Theme: sustainability
Abstract: infrastructure resilience is increasingly recognized as a crucial aspect of national security, especially considering climate change threats. Interest and efforts in this field are escalating, offering solutions for climate change adaptation parallel to ongoing mitigation strategies such as decarbonization. There is imperative need of resilience engineering in critical infrastructure sectors that daily lives depend on. Conventional risk management strategies are showing limitations when facing the challenges -- the uncertainty of changing environment and the growing complexity of infrastructure systems. This project is proposed to tackle these challenges through a complex network approach that integrates risk assessment with resilience framework encompassing preparing, absorbing, and recovery phase.

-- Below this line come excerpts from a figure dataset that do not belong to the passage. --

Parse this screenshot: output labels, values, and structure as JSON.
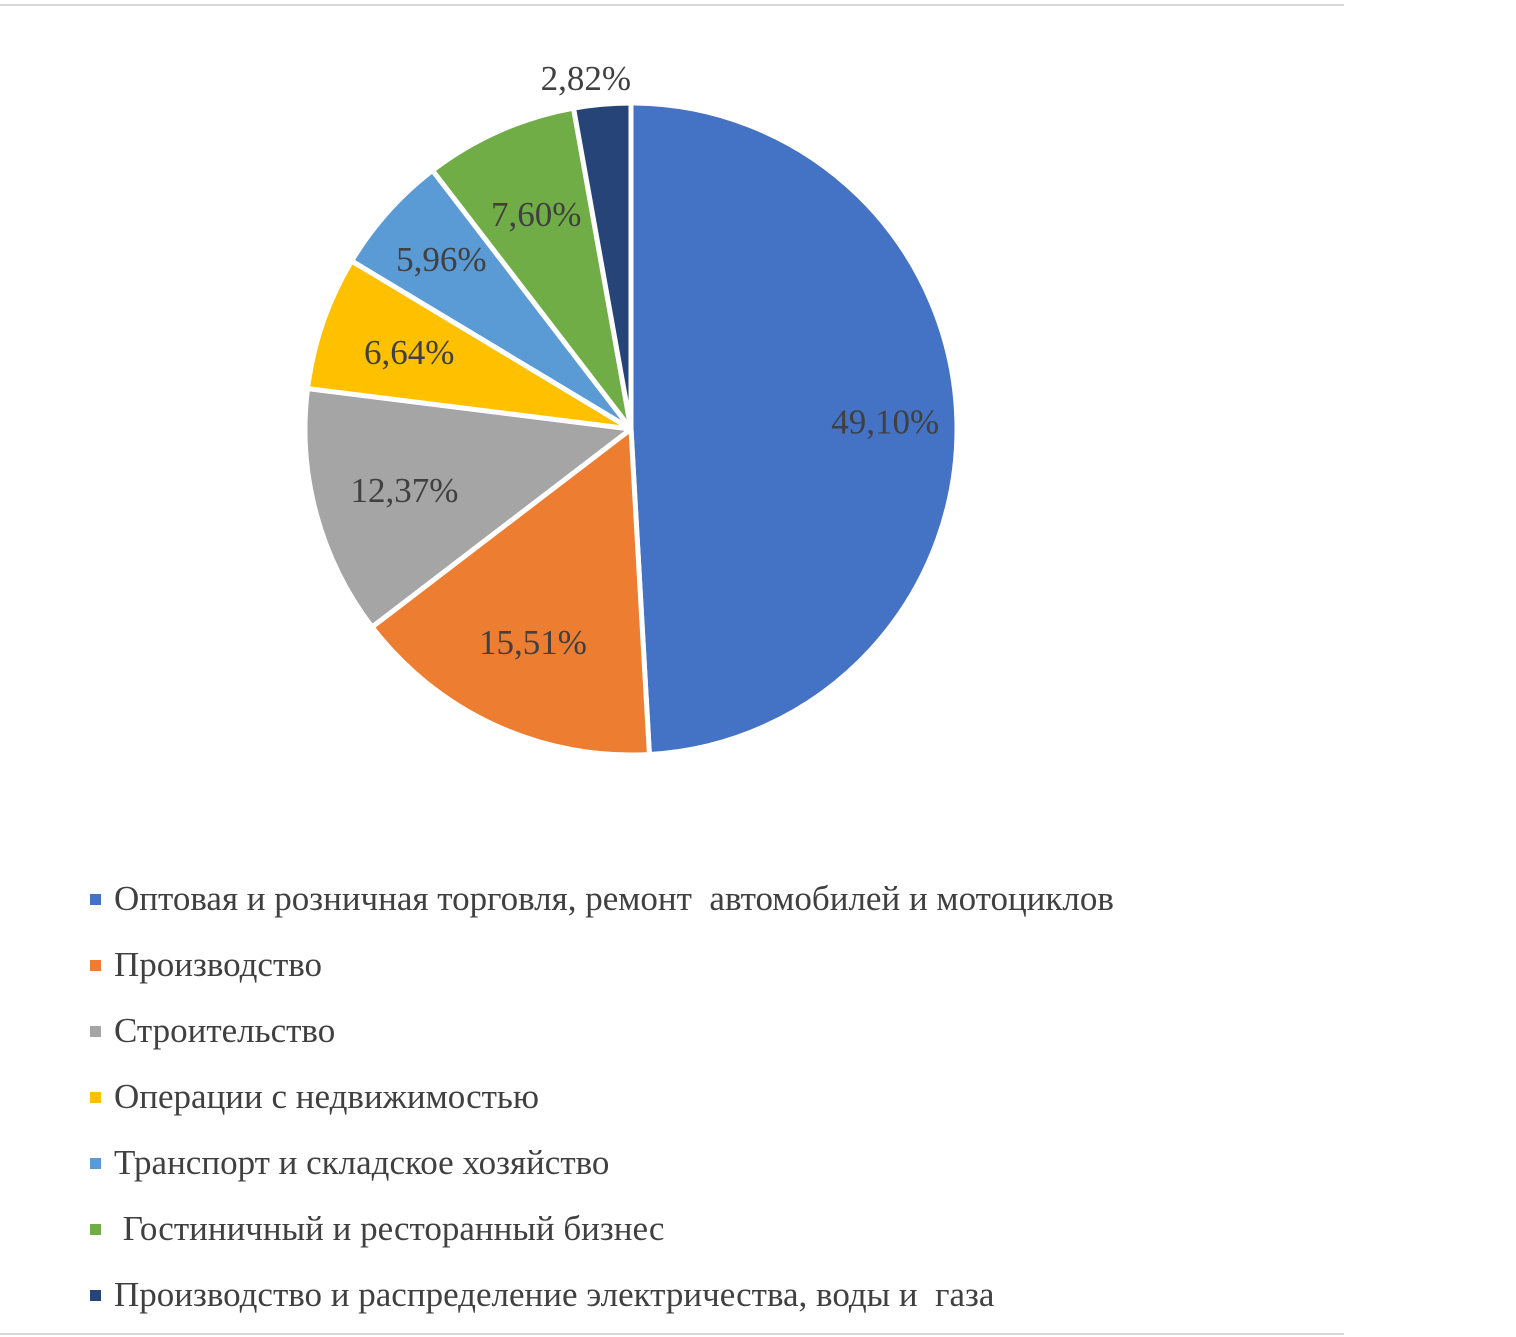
{
  "chart_data": {
    "type": "pie",
    "slices": [
      {
        "label": "Оптовая и розничная торговля, ремонт  автомобилей и мотоциклов",
        "value": 49.1,
        "display": "49,10%",
        "color": "#4472C4"
      },
      {
        "label": "Производство",
        "value": 15.51,
        "display": "15,51%",
        "color": "#ED7D31"
      },
      {
        "label": "Строительство",
        "value": 12.37,
        "display": "12,37%",
        "color": "#A5A5A5"
      },
      {
        "label": "Операции с недвижимостью",
        "value": 6.64,
        "display": "6,64%",
        "color": "#FFC000"
      },
      {
        "label": "Транспорт и складское хозяйство",
        "value": 5.96,
        "display": "5,96%",
        "color": "#5B9BD5"
      },
      {
        "label": " Гостиничный и ресторанный бизнес",
        "value": 7.6,
        "display": "7,60%",
        "color": "#70AD47"
      },
      {
        "label": "Производство и распределение электричества, воды и  газа",
        "value": 2.82,
        "display": "2,82%",
        "color": "#264478"
      }
    ],
    "legend_position": "bottom"
  }
}
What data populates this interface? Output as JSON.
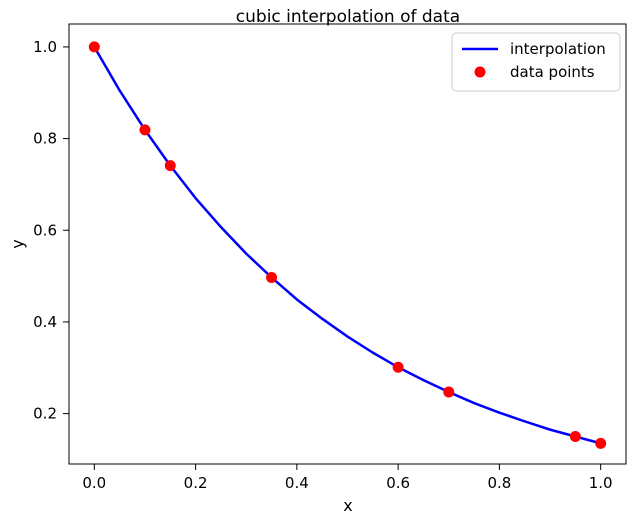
{
  "chart_data": {
    "type": "line",
    "title": "cubic interpolation of data",
    "xlabel": "x",
    "ylabel": "y",
    "xlim": [
      -0.05,
      1.05
    ],
    "ylim": [
      0.09,
      1.05
    ],
    "xticks": [
      0.0,
      0.2,
      0.4,
      0.6,
      0.8,
      1.0
    ],
    "xtick_labels": [
      "0.0",
      "0.2",
      "0.4",
      "0.6",
      "0.8",
      "1.0"
    ],
    "yticks": [
      0.2,
      0.4,
      0.6,
      0.8,
      1.0
    ],
    "ytick_labels": [
      "0.2",
      "0.4",
      "0.6",
      "0.8",
      "1.0"
    ],
    "grid": false,
    "legend_position": "top-right",
    "series": [
      {
        "name": "interpolation",
        "kind": "line",
        "color": "#0000ff",
        "x": [
          0.0,
          0.05,
          0.1,
          0.15,
          0.2,
          0.25,
          0.3,
          0.35,
          0.4,
          0.45,
          0.5,
          0.55,
          0.6,
          0.65,
          0.7,
          0.75,
          0.8,
          0.85,
          0.9,
          0.95,
          1.0
        ],
        "y": [
          1.0,
          0.905,
          0.819,
          0.741,
          0.67,
          0.607,
          0.549,
          0.497,
          0.449,
          0.407,
          0.368,
          0.333,
          0.301,
          0.273,
          0.247,
          0.223,
          0.202,
          0.183,
          0.165,
          0.15,
          0.135
        ]
      },
      {
        "name": "data points",
        "kind": "scatter",
        "color": "#ff0000",
        "x": [
          0.0,
          0.1,
          0.15,
          0.35,
          0.6,
          0.7,
          0.95,
          1.0
        ],
        "y": [
          1.0,
          0.819,
          0.741,
          0.497,
          0.301,
          0.247,
          0.15,
          0.135
        ]
      }
    ]
  }
}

We will develop the approach with a case study of UK national highways. A spatial network model will be employed to assess the infrastructure resilience, including quantifying the infrastructure’s exposure to potential extreme weather events, examining climate hazard scenarios at all disruption levels, and simulating cascading failures within system and from other supporting infrastructures. The ultimate goal is to answer the question of how ready our road infrastructure is for the changing climate and develop quantitative analysis to inform future interventions.
Biography
Dr. Zizhen Xu is a Marie Skłodowska-Curie Future Roads Fellow at the Department of Engineering at the University of Cambridge. He received his PhD in Transportation Resilience in 2022, his MSc in Energy and Environment in 2019 from City University of Hong Kong, and his BEng in Environmental Engineering from Harbin Institute of Technology at Weihai in 2017. His PhD research focused on the disaster resilience of urban public transportation systems. Prior to joining the University of Cambridge, he worked as a postdoctoral researcher at the School of Energy and Environment at City University of Hong Kong. His recent work includes the resilience of interconnected systems such as multimodal transportation networks and industrial symbiosis networks.